İlk mescit olan Kuba mescidinden bu yana cami mimarisi işlev ve estetik açıdan gelişerek ana şeklini Osmanlı döneminde almıştır. Saf düzeninde kıbleye yönelerek ibadet edilen cami yapılarında tüm cemaati kapsayan merkezi bir kubbeyle ibadet alanını örtmek, geleneksel Osmanlı mimarisinde arzulanan bir meseledir. Kubbeye dörtgen planlı bir mekandan geçişte; kemer, kasnak, pandantif ya da yanlara eklenen yarım kubbeler gibi yapısal öğeler kullanılarak yapılara dönemine göre yapı teknolojisinin olanakları yansıtılmıştır. Bugün cami mimarisi yeni tasarımsal yaklaşımlarıyla, sahip olduğu kültürel öğelerinin yorumu veya soyutlayıcı tavrıyla, yeni tasarım çağını yakalamayı hedefliyor. Modern çağda yapılan bu farklı yaklaşım örneklerinden biri olan Sancaklar Cami, insanın iç dünyasında yoğun bir ruhani coşku oluşturma durumuna istinaden, mağara konseptinden yola çıkılarak Mimar Emre Arolat tarafından tasarlanmış ve camiyi yeniden düşündüren bir idrak ve teslimiyet göstergesi oluşturmuştur. Öze-içe dönük, insanın kendisi ve yaratıcısı ile buluştuğu bir mekan olarak tasvir edilen Sancaklar camisi, caminin taşıdığı kültürel ve mimari öğelerinin soyutlayıcı yaklaşımıyla inanç tasavvuruna yeni bir boyut ve bakış açısı kazandırmıştır.

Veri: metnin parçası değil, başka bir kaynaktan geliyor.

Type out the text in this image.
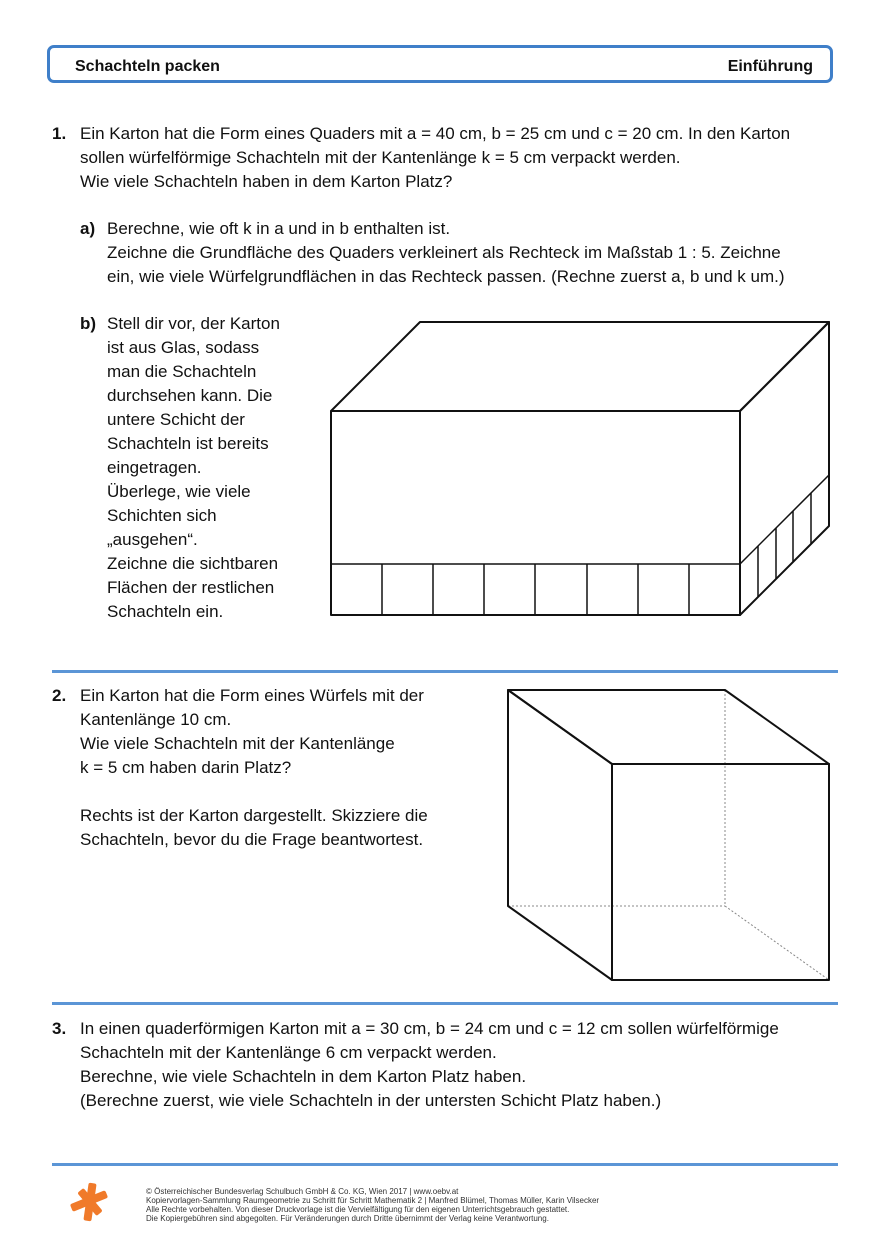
Schachteln packen	Einführung
1. Ein Karton hat die Form eines Quaders mit a = 40 cm, b = 25 cm und c = 20 cm. In den Karton
sollen würfelförmige Schachteln mit der Kantenlänge k = 5 cm verpackt werden.
Wie viele Schachteln haben in dem Karton Platz?
a) Berechne, wie oft k in a und in b enthalten ist.
Zeichne die Grundfläche des Quaders verkleinert als Rechteck im Maßstab 1 : 5. Zeichne
ein, wie viele Würfelgrundflächen in das Rechteck passen. (Rechne zuerst a, b und k um.)
b) Stell dir vor, der Karton
ist aus Glas, sodass
man die Schachteln
durchsehen kann. Die
untere Schicht der
Schachteln ist bereits
eingetragen.
Überlege, wie viele
Schichten sich
„ausgehen“.
Zeichne die sichtbaren
Flächen der restlichen
Schachteln ein.
2. Ein Karton hat die Form eines Würfels mit der
Kantenlänge 10 cm.
Wie viele Schachteln mit der Kantenlänge
k = 5 cm haben darin Platz?
Rechts ist der Karton dargestellt. Skizziere die
Schachteln, bevor du die Frage beantwortest.
3. In einen quaderförmigen Karton mit a = 30 cm, b = 24 cm und c = 12 cm sollen würfelförmige
Schachteln mit der Kantenlänge 6 cm verpackt werden.
Berechne, wie viele Schachteln in dem Karton Platz haben.
(Berechne zuerst, wie viele Schachteln in der untersten Schicht Platz haben.)
© Österreichischer Bundesverlag Schulbuch GmbH & Co. KG, Wien 2017 | www.oebv.at
Kopiervorlagen-Sammlung Raumgeometrie zu Schritt für Schritt Mathematik 2 | Manfred Blümel, Thomas Müller, Karin Vilsecker
Alle Rechte vorbehalten. Von dieser Druckvorlage ist die Vervielfältigung für den eigenen Unterrichtsgebrauch gestattet.
Die Kopiergebühren sind abgegolten. Für Veränderungen durch Dritte übernimmt der Verlag keine Verantwortung.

İlk mescitten modern döneme değişen mimari yaklaşım bir yanıyla gelişirken bir yanıyla toplumsal algı ve kullanışta farklılaşmıştır. Kaybedilen bu algı ve ihtiyacın yeniden kazandırılması ile, sadece inanç değil aynı zamanda sosyal ve kamusal gerekliliklerinin toplamı, camiyi özünde teşkil ettiği manaya, işleve yönlendirecek ve yeniden canlanacaktır.Camiler taşıdıkları bu şekli lisan ile mimari bir ayna olarak toplumdaki rolünü geri kazanmalı ve tekrar yer bulmalıdırlar.